Two weeks after he was born, Nayiga was back at the center, this time with malaria, a terrible cough and a high fever. She was later rushed to a hospital where a counselor confirmed she was still HIV-positive.

“I felt I couldn’t breathe anymore, as if something very heavy had been pressed on my chest. I wanted to scream at the counselor that he was a liar,” Nayiga says. “But part of me believed what he was telling me because my body had never been that weak — the terrible cough, the pain in my chest and suddenly the wounds in my mouth.”

Nayiga says her baby is HIV-positive too.

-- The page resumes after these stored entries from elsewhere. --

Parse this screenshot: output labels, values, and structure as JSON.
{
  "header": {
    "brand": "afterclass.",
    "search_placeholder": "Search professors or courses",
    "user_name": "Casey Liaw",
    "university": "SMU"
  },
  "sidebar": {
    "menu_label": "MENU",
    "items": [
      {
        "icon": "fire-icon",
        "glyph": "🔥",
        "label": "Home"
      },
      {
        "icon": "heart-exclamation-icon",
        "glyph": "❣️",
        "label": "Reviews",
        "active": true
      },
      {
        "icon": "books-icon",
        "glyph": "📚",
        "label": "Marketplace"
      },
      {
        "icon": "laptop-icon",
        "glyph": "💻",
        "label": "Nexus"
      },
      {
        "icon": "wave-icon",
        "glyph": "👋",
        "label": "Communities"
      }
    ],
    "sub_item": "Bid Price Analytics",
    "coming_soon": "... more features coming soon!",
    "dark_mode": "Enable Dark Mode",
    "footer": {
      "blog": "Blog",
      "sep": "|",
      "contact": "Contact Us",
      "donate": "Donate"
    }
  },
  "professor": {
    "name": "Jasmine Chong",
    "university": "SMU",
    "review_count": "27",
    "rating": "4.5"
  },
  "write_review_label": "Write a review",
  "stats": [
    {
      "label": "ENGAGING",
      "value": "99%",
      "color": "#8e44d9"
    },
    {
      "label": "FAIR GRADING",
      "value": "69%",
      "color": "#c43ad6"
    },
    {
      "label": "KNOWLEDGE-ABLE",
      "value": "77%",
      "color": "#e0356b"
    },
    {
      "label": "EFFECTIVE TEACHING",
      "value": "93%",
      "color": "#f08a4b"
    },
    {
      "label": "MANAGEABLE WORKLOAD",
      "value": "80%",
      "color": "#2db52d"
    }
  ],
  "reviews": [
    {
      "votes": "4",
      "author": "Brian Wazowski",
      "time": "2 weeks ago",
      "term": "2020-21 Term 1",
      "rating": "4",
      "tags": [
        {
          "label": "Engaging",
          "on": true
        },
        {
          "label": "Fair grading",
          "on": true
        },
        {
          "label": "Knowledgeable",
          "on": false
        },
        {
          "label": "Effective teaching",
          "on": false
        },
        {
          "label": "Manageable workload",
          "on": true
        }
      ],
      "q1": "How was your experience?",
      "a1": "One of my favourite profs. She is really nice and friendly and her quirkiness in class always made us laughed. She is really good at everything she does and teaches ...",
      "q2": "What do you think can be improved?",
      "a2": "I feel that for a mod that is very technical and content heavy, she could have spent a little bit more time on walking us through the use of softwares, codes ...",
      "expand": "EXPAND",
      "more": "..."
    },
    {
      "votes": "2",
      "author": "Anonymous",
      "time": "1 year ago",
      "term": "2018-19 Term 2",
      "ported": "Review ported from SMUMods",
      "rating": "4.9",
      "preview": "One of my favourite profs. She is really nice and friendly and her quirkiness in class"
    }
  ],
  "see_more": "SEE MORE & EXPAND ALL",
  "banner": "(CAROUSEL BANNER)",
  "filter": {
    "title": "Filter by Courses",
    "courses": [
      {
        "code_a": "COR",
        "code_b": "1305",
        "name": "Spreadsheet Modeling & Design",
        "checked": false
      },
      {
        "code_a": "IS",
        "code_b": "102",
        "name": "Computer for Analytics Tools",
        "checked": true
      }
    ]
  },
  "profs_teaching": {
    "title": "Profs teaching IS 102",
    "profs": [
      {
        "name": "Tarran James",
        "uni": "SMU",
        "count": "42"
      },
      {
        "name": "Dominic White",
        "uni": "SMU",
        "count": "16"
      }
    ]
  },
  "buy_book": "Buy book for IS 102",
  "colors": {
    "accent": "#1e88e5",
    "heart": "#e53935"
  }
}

Musoba, of the Uganda Aids Commission, says that the government has been organizing workshops for religious and cultural leaders to inform them about the dangers of misinformation and to explain the benefits of adhering to prescribed HIV treatment.

“We understand the influence they have on their people,” Musoba says. “This has been effective to some extent and we are continuing with it to involve others.”

But it’s difficult to ignore the words of religious leaders says Akello Suzan, whose daughter, Akumi Rose, was HIV positive and died at the age of 17.

She says her daughter stopped taking her medications in 2015 after her church pastor told her Jesus could heal her.

“I will never forgive that pastor for lying to my daughter,” Akello says.

But many pastors don’t see it that way.

God rewards acts of faith, says Norbert Kimanayi, a pastor at Healing Miracle Church in Nansana.

“If a person decides to stop taking their HIV medication and have faith in God to heal them, they will be healed,” he says, adding that pastors are not responsible for what happens to people who stop taking their medication.

Herbal remedies said to fight HIV are also becoming more popular here, thanks to lower prices and greater accessibility.

Nansubuga Fiina says she took antiretroviral drugs for six years before switching to traditional herbs to manage her illness.

“I am a staunch believer in herbal medicine because of the lesser side effects,” she says.

Plus, the herbs are easier to come by. She used to travel four miles by foot every month to pick up her antiretroviral medications.

“Yet the herbalist is just a 10-minute walk away from my home,” she says. The herbalist sells kadomola, an herbal concoction that is sold in plastic jerricans or other containers.

Nansubuga says she has been taking kadomola for five years now. And she says she feels fine.

Nakisanze Segawa, GPJ, translated some interviews from Luganda.